Jobs disappear before the ink is dry

Finnish journalists have faced major changes in recent years – many of them negative ones. Jobs are disappearing and media owners’ visions for the future are bleak.

Erja Hyytiäinen, the employee representative at the Turun Sanomat
newspaper in Turku has given up. After 15 years as a journalist she is
stepping down as the local editor to take up a job with the University
of Turku communications office. Five wage negotiations since 2009 has
made her tired of low spirits and the lack of a belief in the
future. 

If the current round of negotiations goes the employer’s way, 40
percent of the editorial staff will have disappeared since cuts began.
That means the remaining staff will have to work much harder than they
do now to compensate for those who have been made redundant.
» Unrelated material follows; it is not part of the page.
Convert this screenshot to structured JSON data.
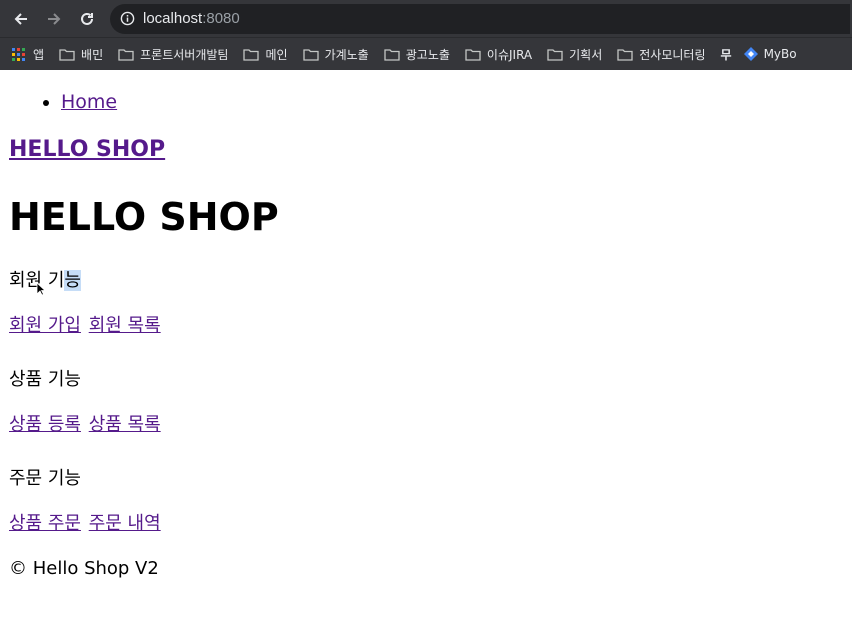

There will
be no more lunch or afternoon coffee breaks.  

“People say journalists are crazy, because no matter what happens
they just work even more,” says Erja Hyytiäinen.

Grim prospects

This time around 50 jobs are going, leaving 50 people unemployed
with grim job prospects. Just one of them has found new employment at
Finland’s national public-broadcasting company Yle. The rest are either
unemployed or have taken early retirement.  

“I don’t know of anyone who has found jobs elsewhere. Some write a
story or two a month on a freelance basis. 

The newspaper owner is not particularly short on money. Its profits
stood at 15.6 percent at the end of last year. The newspaper is doing
well, in other words, but the printing part of the business is having a
negative impact on the final results. 

“You wonder how much profit is considered to be enough,” says Erja
Hyytiäinen.

Like the paper industry

News about redundancies has been plentiful in the past six months.
According to legal expert Jussi Salokangas at the Union of Journalists
in Finland, there have been 30 notifications of redundancies so far,
affecting more than 500 people. 850 jobs have disappeared since 2009,
not counting limited contracts coming to an end or early
retirements.

The downhill slide is about the same as in the paper industry,
another trade in crisis with little belief in the future. 

700 of the union’s 9,000 members are now unemployed. 850 are
studying and 1,650 work freelance. The union wonders why profitable
companies keep reducing their workforces.

“We think they are taking action without having any idea of what
this will lead to. They are panicking,” says ombudsman Juha Rekola at
the Union of Journalists in Finland. He is worried the cuts will lead
the media companies into a downward spiral where lower quality content
leads to lower sales.

“We should think about what role the journalist is playing rather
than creating growth for the owners.”